Nell’Asia meridionale, lavora nei sistemi agroalimentari il 71% delle donne, contro il 47% degli uomini, anche se la forza lavoro è prevalentemente maschile.
Nell’Africa sub-sahariana, le donne costituiscono oltre il 50% della forza lavoro agricola e il 66% dell’occupazione femminile è nei sistemi agroalimentari, rispetto al 60% di quella maschile.
Il settore è una fonte fondamentale per l’occupazione di giovani donne, in particolare quelle di età compresa tra i 15 e i 24 anni.
Le donne supportano la famiglia con la cura non retribuita dei bambini e di altri membri della famiglia stessa con le implicazioni che questo comporta sul loro tempo e sulla loro occupazione.
Anche la produttività della terra tra le aziende agricole si differenzia del 24% a seconda se sono gestite da donne o da uomini. In media, le donne guadagnano il 18,4% in meno degli uomini nel lavoro salariato in agricoltura; ciò significa che ricevono 82 centesimi per ogni dollaro guadagnato dagli uomini.
La quota del diritto di possesso su terreni agricoli, per gli uomini, è doppia rispetto a quella delle donne in oltre il 40% dei paesi che hanno fornito informazioni sulla proprietà fondiaria. Nonostante questo, la percentuale di donne tra i proprietari terrieri è aumentata in 10 paesi su 18 nell’ultimo decennio, con notevoli miglioramenti in diversi paesi dell’Africa sub-sahariana e dell’Asia meridionale.
Il divario di genere nell’accesso ai conti bancari si è ridotto da 9 a 6 punti percentuali tra il 2017 e il 2021.
Per andare verso l’uguaglianza di genere e l’emancipazione delle donne, il rapporto Fao evidenzia il fondamentale ruolo dell’attenzione politica alle problematiche dei vari paesi, attraverso misure come l’eliminazione di norme sociali discriminanti e lo sviluppo di progetti atti a rafforzare le capacità delle donne attraverso l’istruzione e la formazione, oltre a iniziative volte ad aumentare l’emancipazione delle donne anche con il coinvolgimento di uomini, ragazzi e leader delle comunità, nei processi di trasformazione di genere.

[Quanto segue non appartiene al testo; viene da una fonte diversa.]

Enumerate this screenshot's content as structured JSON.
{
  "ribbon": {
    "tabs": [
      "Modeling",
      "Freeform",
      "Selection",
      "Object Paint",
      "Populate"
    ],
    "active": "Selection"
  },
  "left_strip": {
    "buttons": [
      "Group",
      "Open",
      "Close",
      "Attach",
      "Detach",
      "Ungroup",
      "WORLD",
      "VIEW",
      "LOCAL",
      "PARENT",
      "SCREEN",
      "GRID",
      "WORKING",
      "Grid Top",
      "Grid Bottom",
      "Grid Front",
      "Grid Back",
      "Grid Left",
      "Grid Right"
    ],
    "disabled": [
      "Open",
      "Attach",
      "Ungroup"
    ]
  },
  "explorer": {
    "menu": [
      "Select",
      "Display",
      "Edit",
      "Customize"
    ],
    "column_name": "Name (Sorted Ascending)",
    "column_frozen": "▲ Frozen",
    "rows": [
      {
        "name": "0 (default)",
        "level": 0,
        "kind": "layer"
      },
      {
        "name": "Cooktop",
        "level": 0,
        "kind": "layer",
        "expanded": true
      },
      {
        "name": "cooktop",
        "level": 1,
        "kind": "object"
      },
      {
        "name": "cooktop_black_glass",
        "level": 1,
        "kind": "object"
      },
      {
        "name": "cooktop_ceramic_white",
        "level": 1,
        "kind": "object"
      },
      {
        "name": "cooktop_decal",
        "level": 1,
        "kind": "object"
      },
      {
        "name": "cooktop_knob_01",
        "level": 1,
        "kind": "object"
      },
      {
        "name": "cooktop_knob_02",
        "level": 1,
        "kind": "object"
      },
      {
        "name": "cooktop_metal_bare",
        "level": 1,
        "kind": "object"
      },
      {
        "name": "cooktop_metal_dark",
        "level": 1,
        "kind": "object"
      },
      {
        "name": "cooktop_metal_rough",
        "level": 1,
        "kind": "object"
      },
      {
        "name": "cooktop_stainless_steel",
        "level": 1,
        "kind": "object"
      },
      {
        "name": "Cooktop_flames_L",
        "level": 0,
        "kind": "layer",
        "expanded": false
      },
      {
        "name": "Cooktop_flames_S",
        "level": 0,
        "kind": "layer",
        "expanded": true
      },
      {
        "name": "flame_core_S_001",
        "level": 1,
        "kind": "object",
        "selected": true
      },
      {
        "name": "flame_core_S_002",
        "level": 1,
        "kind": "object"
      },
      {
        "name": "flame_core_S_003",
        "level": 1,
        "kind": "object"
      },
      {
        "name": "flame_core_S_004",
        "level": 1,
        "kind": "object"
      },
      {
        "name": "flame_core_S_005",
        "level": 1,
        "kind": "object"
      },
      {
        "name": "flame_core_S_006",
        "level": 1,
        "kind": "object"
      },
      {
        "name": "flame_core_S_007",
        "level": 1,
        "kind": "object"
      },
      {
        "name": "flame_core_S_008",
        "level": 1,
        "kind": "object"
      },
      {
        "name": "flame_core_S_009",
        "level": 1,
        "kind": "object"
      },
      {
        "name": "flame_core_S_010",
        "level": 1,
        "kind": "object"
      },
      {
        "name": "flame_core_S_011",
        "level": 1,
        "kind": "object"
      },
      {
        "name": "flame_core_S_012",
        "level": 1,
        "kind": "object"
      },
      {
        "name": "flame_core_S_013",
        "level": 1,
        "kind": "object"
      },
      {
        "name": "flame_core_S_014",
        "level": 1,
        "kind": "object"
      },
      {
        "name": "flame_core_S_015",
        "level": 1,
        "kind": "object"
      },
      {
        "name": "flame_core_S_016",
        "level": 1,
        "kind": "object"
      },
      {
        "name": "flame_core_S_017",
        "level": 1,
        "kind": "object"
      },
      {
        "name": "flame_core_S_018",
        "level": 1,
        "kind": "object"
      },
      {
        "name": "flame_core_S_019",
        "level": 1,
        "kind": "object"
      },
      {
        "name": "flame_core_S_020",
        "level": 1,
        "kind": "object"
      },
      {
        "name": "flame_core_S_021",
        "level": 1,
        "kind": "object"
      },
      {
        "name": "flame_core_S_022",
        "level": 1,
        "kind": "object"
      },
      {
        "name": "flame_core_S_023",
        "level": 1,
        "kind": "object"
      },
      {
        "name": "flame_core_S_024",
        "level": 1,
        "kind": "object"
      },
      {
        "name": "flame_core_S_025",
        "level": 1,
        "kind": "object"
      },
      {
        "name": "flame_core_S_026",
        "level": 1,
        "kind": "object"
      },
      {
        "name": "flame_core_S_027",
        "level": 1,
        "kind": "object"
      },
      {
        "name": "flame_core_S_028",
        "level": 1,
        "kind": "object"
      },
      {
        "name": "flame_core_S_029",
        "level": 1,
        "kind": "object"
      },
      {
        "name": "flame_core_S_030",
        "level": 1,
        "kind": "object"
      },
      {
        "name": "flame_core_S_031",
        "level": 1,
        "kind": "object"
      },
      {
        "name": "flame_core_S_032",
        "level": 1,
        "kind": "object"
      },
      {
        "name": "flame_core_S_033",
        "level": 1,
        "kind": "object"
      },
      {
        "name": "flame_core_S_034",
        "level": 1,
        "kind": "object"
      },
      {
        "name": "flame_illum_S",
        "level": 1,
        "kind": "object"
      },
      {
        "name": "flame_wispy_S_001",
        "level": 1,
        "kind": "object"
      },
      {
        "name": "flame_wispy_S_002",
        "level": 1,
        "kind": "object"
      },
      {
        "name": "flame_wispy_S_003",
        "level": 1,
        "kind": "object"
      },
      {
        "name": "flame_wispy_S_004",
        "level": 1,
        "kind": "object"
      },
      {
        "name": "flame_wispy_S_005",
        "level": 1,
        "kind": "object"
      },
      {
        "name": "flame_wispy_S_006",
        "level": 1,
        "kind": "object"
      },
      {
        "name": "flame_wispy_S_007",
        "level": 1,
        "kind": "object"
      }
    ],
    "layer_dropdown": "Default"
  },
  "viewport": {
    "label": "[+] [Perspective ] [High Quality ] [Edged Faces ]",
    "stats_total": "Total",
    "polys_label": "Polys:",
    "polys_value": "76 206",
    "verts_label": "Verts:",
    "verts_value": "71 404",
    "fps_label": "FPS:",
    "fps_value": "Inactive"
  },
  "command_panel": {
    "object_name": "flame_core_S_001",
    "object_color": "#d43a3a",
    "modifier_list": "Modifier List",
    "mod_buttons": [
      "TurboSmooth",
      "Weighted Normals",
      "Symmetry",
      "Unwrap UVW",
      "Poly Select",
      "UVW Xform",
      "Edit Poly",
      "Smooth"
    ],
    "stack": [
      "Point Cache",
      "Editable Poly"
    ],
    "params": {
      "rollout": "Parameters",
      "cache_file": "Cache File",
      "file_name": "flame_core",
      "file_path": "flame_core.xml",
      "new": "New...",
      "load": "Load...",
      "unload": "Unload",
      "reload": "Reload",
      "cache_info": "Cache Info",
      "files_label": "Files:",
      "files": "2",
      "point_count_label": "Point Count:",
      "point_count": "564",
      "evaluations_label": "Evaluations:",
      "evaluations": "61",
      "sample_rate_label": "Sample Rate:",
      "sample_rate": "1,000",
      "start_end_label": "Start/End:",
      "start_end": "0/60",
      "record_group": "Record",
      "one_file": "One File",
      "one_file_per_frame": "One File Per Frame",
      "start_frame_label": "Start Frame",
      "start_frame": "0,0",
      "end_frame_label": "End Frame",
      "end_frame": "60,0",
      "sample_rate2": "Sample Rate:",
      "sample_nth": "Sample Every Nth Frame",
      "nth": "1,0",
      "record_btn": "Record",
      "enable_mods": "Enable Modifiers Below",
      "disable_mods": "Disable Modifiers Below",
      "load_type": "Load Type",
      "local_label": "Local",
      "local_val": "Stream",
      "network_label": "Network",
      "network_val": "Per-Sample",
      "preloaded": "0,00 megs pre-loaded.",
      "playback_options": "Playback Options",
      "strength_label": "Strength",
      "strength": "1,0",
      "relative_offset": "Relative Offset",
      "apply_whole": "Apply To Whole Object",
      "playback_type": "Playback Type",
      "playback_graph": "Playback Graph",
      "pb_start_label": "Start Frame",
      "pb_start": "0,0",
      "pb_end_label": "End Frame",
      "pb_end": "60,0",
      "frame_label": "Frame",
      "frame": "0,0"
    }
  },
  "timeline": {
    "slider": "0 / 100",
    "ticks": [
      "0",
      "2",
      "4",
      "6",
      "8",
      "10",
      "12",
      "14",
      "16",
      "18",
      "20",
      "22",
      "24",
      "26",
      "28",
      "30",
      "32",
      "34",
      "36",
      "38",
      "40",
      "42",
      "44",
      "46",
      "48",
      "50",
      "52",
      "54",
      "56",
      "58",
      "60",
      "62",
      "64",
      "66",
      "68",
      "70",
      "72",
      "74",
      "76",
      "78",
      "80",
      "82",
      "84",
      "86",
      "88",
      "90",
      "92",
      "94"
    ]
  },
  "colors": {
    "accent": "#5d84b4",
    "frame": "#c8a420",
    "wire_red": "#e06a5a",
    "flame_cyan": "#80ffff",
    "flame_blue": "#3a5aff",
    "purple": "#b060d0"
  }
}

Negli ultimi dieci anni risultano aumentati i quadri politici nazionali che affrontano questioni di genere e anche se oltre il 75% delle politiche agricole analizzate dalla Fao riconoscevano il ruolo e/o le sfide delle donne in agricoltura, solo il 19% aveva l’uguaglianza di genere in agricoltura o i diritti delle donne come obiettivi politici espliciti. Solo il 13% ha incoraggiato la partecipazione delle donne rurali al ciclo politico.